3日香港株=もみ合いか、米利上げ観測後退もハイテク株売りを警戒

 3日の香港市場はもみ合いか。米利上げ観測の後退が好感される一方、米市場でハイテク株の売りが続いたことが重荷となりそうだ。2日発表の6月の米雇用統計で非農業部門雇用者数は5万7000人増となり、市場予想を大幅に下回った。米連邦準備制度理事会(FRB)は利上げを急ぐ必要はないとの見方が強まっている。半面、前日のNY市場でこれまで急騰していた半導体や人工知能(AI)関連銘柄はコスト面などの再評価から利益確定売りに押され、2日連続で大幅に下落した。香港市場にもハイテク株売りが波及すれば、相場を押し下げる要因となり得る。

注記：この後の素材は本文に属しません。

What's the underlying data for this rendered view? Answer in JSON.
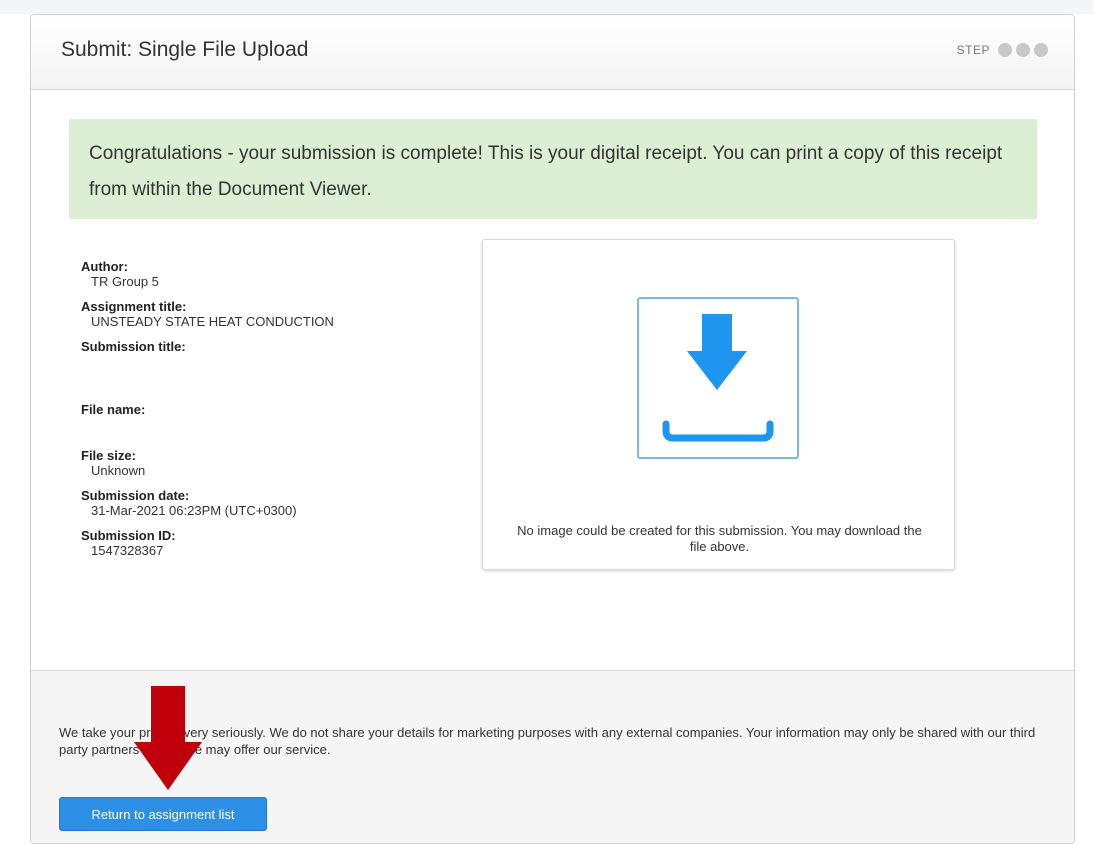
{
  "header": {
    "title": "Submit: Single File Upload",
    "step_label": "STEP",
    "step_dot_color": "#c8c8c8"
  },
  "alert": {
    "message": "Congratulations - your submission is complete! This is your digital receipt. You can print a copy of this receipt from within the Document Viewer.",
    "background": "#dcefd5"
  },
  "receipt": {
    "author_label": "Author:",
    "author_value": "TR Group 5",
    "assignment_label": "Assignment title:",
    "assignment_value": "UNSTEADY STATE HEAT CONDUCTION",
    "submission_title_label": "Submission title:",
    "submission_title_value": "",
    "file_name_label": "File name:",
    "file_name_value": "",
    "file_size_label": "File size:",
    "file_size_value": "Unknown",
    "submission_date_label": "Submission date:",
    "submission_date_value": "31-Mar-2021 06:23PM (UTC+0300)",
    "submission_id_label": "Submission ID:",
    "submission_id_value": "1547328367"
  },
  "preview": {
    "icon": "download-icon",
    "icon_color": "#1e96f0",
    "message": "No image could be created for this submission. You may download the file above."
  },
  "footer": {
    "privacy": "We take your privacy very seriously. We do not share your details for marketing purposes with any external companies. Your information may only be shared with our third party partners so that we may offer our service.",
    "return_button": "Return to assignment list",
    "button_color": "#2d8fe6"
  },
  "annotation": {
    "icon": "red-arrow-down-icon",
    "color": "#c0000b"
  }
}
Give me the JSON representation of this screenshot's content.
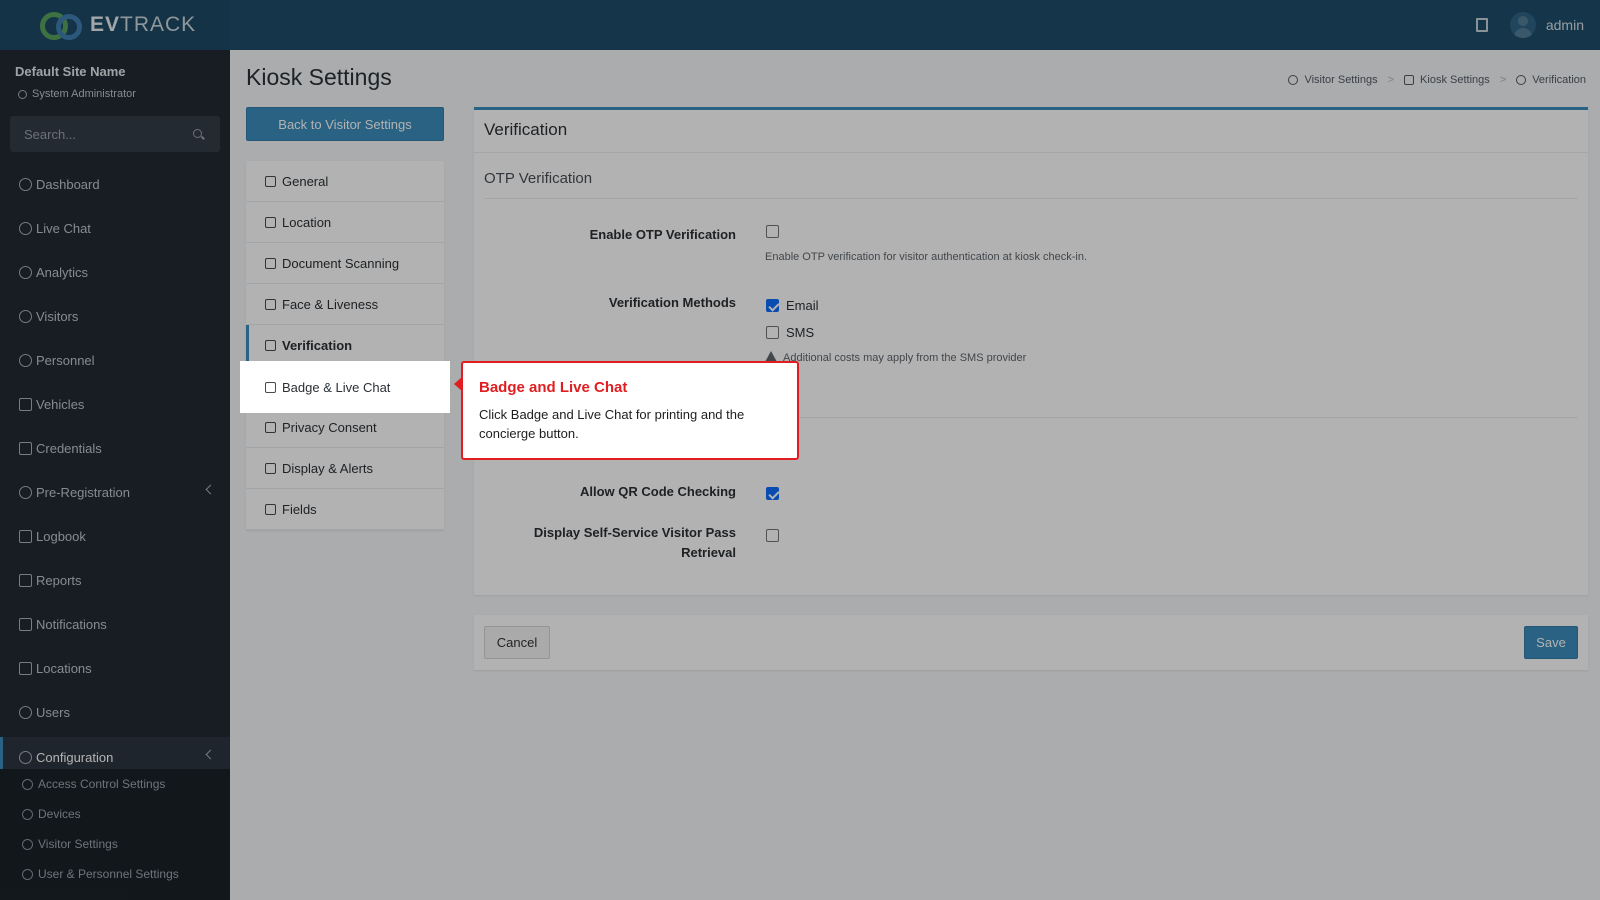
{
  "brand": {
    "name_bold": "EV",
    "name_rest": "TRACK"
  },
  "topbar": {
    "user": "admin",
    "icon": "building-icon"
  },
  "sidebar": {
    "site_name": "Default Site Name",
    "role": "System Administrator",
    "search_placeholder": "Search...",
    "items": [
      {
        "label": "Dashboard",
        "icon": "dashboard-icon"
      },
      {
        "label": "Live Chat",
        "icon": "headset-icon"
      },
      {
        "label": "Analytics",
        "icon": "analytics-icon"
      },
      {
        "label": "Visitors",
        "icon": "eye-icon"
      },
      {
        "label": "Personnel",
        "icon": "personnel-icon"
      },
      {
        "label": "Vehicles",
        "icon": "car-icon"
      },
      {
        "label": "Credentials",
        "icon": "credentials-icon"
      },
      {
        "label": "Pre-Registration",
        "icon": "swap-icon"
      },
      {
        "label": "Logbook",
        "icon": "book-icon"
      },
      {
        "label": "Reports",
        "icon": "reports-icon"
      },
      {
        "label": "Notifications",
        "icon": "chat-icon"
      },
      {
        "label": "Locations",
        "icon": "map-icon"
      },
      {
        "label": "Users",
        "icon": "users-icon"
      },
      {
        "label": "Configuration",
        "icon": "gear-icon"
      }
    ],
    "submenu": [
      {
        "label": "Access Control Settings",
        "icon": "lock-icon"
      },
      {
        "label": "Devices",
        "icon": "devices-icon"
      },
      {
        "label": "Visitor Settings",
        "icon": "eye-icon"
      },
      {
        "label": "User & Personnel Settings",
        "icon": "users-icon"
      }
    ]
  },
  "page": {
    "title": "Kiosk Settings",
    "breadcrumb": [
      "Visitor Settings",
      "Kiosk Settings",
      "Verification"
    ],
    "back_button": "Back to Visitor Settings"
  },
  "menu": [
    {
      "label": "General",
      "icon": "sliders-icon"
    },
    {
      "label": "Location",
      "icon": "location-pin-icon"
    },
    {
      "label": "Document Scanning",
      "icon": "scan-icon"
    },
    {
      "label": "Face & Liveness",
      "icon": "face-icon"
    },
    {
      "label": "Verification",
      "icon": "shield-check-icon"
    },
    {
      "label": "Badge & Live Chat",
      "icon": "badge-icon"
    },
    {
      "label": "Privacy Consent",
      "icon": "shield-icon"
    },
    {
      "label": "Display & Alerts",
      "icon": "display-icon"
    },
    {
      "label": "Fields",
      "icon": "list-check-icon"
    }
  ],
  "panel": {
    "title": "Verification",
    "section": "OTP Verification",
    "enable_otp_label": "Enable OTP Verification",
    "enable_otp_checked": false,
    "enable_otp_help": "Enable OTP verification for visitor authentication at kiosk check-in.",
    "methods_label": "Verification Methods",
    "method_email": "Email",
    "method_email_checked": true,
    "method_sms": "SMS",
    "method_sms_checked": false,
    "sms_warning": "Additional costs may apply from the SMS provider",
    "qr_label": "Allow QR Code Checking",
    "qr_checked": true,
    "selfservice_label_1": "Display Self-Service Visitor Pass",
    "selfservice_label_2": "Retrieval",
    "selfservice_checked": false
  },
  "footer": {
    "cancel": "Cancel",
    "save": "Save"
  },
  "tooltip": {
    "title": "Badge and Live Chat",
    "body": "Click Badge and Live Chat for printing and the concierge button."
  },
  "colors": {
    "accent": "#3c8dbc",
    "topbar": "#1f4e6b",
    "sidebar": "#222a33",
    "tooltip_red": "#e01e22"
  }
}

 ハンセン指数は前日に反発し、心理的節目の23000ポイントを回復した。3日の米市場は独立記念日の振り替え休日で休場となることもあり、週末を前に積極的に運用リスクを取る動きは限られる可能性がある。

 2日のNY市場でダウ平均は594米ドル高と反発し、2日ぶりに最高値を更新。一方、ハイテク株比率の高いナスダック総合指数は続落した。同日の香港株の米国預託証券(ADR)は、主力株ではHSBC(00005)、テンセント(00700)、美団(03690)が香港終値を上回った半面、アリババ集団(09988)が下回って引けた。